The ‘Markle’ effect

August 13, 2018 / By  

Meghan Markle’s royal status and public exposure has created the ‘Markle effect’. Although not a sponsored influencer[1], the Duchess of Sussex’s outfit choices at public appearances have resulted in an increase in sales for retailers whose items she was seen wearing. For Australian brands Oroton and Camilla and Marc, the ‘Markle effect’ resulted in the items being sold out globally.

This is not a new phenomenon. Outfits worn by other members of the royal family such Kate Middleton have proven advantageous, to the Australian brand Zimmerman.

However, imminent change is set for global online marketplace as artificial intelligence technologies are adopted by retailers in their advertising and brand awareness strategies. This powerful technology has the potential to revolutionise the way we shop online. In May 2018, a new social media application ‘Browzzin’[2] was launched in the United Kingdom, piloting the new technology and establishing a new online shopping marketplace. The app, which partners with Instagram, leverages off artificial intelligence to eliminate pain points of online shopping and goes further to create a new customer offering.

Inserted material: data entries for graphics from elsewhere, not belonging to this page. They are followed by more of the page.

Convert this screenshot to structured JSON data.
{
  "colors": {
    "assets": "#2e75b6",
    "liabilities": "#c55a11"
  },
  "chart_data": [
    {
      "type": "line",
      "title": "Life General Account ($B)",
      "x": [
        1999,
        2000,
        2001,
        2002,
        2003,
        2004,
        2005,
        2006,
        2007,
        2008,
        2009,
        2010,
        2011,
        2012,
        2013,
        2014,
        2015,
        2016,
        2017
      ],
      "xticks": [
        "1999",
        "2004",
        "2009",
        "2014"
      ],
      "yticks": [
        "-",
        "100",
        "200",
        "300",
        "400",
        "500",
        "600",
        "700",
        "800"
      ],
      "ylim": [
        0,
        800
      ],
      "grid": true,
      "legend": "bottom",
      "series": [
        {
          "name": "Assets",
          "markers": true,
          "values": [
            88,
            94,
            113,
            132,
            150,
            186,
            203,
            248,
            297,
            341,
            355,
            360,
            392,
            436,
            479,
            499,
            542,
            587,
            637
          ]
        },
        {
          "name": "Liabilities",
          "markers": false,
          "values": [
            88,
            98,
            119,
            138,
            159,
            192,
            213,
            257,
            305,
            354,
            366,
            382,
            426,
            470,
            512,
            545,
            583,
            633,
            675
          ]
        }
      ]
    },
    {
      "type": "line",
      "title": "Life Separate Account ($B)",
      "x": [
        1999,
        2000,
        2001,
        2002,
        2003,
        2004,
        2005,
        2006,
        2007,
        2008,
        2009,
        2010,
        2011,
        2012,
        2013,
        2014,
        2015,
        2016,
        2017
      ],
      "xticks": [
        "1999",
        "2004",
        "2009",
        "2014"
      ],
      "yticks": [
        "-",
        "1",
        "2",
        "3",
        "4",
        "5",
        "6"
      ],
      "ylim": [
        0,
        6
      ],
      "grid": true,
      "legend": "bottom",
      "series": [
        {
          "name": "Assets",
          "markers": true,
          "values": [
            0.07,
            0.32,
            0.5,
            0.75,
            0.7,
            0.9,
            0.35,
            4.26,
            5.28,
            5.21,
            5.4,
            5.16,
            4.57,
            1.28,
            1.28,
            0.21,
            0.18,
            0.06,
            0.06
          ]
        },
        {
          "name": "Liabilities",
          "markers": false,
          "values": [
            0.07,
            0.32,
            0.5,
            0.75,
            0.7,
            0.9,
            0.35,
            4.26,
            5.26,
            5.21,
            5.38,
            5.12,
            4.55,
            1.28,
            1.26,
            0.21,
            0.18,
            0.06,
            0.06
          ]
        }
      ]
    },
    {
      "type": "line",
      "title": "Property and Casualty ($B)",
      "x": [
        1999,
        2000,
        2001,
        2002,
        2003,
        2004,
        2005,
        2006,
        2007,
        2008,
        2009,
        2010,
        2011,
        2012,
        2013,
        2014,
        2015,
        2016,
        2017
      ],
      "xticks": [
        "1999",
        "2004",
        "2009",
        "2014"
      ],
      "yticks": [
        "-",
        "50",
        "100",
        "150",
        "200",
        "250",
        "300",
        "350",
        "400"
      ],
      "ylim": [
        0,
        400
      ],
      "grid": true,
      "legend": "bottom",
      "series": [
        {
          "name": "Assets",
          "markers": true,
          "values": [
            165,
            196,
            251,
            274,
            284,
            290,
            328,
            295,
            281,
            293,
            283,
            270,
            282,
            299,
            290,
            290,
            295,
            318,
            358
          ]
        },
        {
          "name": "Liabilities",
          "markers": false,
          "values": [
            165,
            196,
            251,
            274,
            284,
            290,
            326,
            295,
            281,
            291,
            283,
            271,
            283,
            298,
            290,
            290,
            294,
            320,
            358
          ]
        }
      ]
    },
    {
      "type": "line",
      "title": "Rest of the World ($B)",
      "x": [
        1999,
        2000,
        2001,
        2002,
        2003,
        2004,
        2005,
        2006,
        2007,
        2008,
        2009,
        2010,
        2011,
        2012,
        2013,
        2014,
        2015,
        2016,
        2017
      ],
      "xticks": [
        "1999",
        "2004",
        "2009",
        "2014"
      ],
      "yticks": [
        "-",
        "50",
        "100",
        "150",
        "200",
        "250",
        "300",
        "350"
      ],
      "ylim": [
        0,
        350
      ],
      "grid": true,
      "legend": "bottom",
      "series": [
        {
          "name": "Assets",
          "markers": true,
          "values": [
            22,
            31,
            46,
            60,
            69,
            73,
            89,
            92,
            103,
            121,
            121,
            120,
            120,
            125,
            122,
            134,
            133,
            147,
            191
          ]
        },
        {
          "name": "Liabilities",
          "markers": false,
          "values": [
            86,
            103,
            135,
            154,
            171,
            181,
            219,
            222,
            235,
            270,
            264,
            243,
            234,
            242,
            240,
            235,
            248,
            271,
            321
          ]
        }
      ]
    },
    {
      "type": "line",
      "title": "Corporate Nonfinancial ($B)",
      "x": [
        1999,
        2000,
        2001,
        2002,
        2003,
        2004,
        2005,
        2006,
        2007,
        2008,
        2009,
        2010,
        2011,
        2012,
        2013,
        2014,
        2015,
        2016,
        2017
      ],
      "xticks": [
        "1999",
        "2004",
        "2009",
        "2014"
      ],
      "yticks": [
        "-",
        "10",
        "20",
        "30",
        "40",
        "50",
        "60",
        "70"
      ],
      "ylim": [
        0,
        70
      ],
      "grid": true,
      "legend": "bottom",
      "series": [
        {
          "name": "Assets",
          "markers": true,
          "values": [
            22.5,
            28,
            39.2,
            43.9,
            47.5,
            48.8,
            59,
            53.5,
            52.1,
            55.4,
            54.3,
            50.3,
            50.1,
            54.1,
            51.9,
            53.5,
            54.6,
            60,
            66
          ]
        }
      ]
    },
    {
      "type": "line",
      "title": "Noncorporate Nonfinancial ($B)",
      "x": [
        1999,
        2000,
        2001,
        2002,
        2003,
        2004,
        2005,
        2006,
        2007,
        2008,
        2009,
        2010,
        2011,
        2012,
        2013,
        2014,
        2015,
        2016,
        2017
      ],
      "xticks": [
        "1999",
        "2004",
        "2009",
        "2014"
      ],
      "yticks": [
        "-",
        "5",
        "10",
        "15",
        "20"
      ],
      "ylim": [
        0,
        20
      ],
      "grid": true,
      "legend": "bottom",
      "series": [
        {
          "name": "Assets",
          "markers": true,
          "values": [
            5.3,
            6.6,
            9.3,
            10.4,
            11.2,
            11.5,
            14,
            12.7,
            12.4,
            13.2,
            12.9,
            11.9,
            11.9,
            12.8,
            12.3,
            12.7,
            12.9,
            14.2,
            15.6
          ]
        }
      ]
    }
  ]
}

Instagram, an online photo and video sharing application, is just one of the many social media platforms currently being used by retailers to broaden their online customer reach. The app has become a key sales and marketing channel for many retailers. The photo-sharing giant recently added a ‘shopping tag’ feature which has removed a friction point in the online transaction process between retailers and consumers by redirecting them to the retailer’s website.

Today’s retailers are more than ever actively pursuing these opportunities and paying influencers to utilise their social media exposure as part of their wider marketing strategies.

Apart from creating their own company Instagram accounts, retailers today are also engaging with consumers via influencers to maximise exposure via sponsorships. Influencers are generally fashion and beauty bloggers, or fitness gurus who have significant social media following. When an influencer posts a photo wearing a brand’s product, it gives credibility to the product and quickly helps spread the virtual conversation about the brand and endorses the product throughout the online marketplace.

Today’s dynamic and increasingly competitive retail landscape calls for retailers to create an active and diverse digital presence.

But again evolving technology has facilitated change in the online transaction process. ‘Browzzin’ via artificial intelligence has now removed the need for Instagram’s current ‘shopping tag’ feature. The application is able to identify items worn by an individual in a post, or alternatively suggest a similar item. The app also goes further than traditional aggregate shopping sites by centralising the transaction process and giving non-influencer Instagram users the opportunity to make money. Through partnerships with Instagram and retailers, Browzzin users are given a commission if a sale results from their post.

Retailers that exploit these new technologies and embrace change will be more likely to achieve superior sales results. Retailers are investing in their online platforms as an avenue of growth. Store rationalisation by retailers is likely to remain a prominent theme in the short term.

[1] Influencers are people with a high number of followers
[2] Browzzin is not yet available to Australian consumers. The app was reported to have launched with two million available items from 10,000 brands across the United Kingdom. It is unknown whether the app will be offered to the Australian market although it has been reported this is the intention of the owners.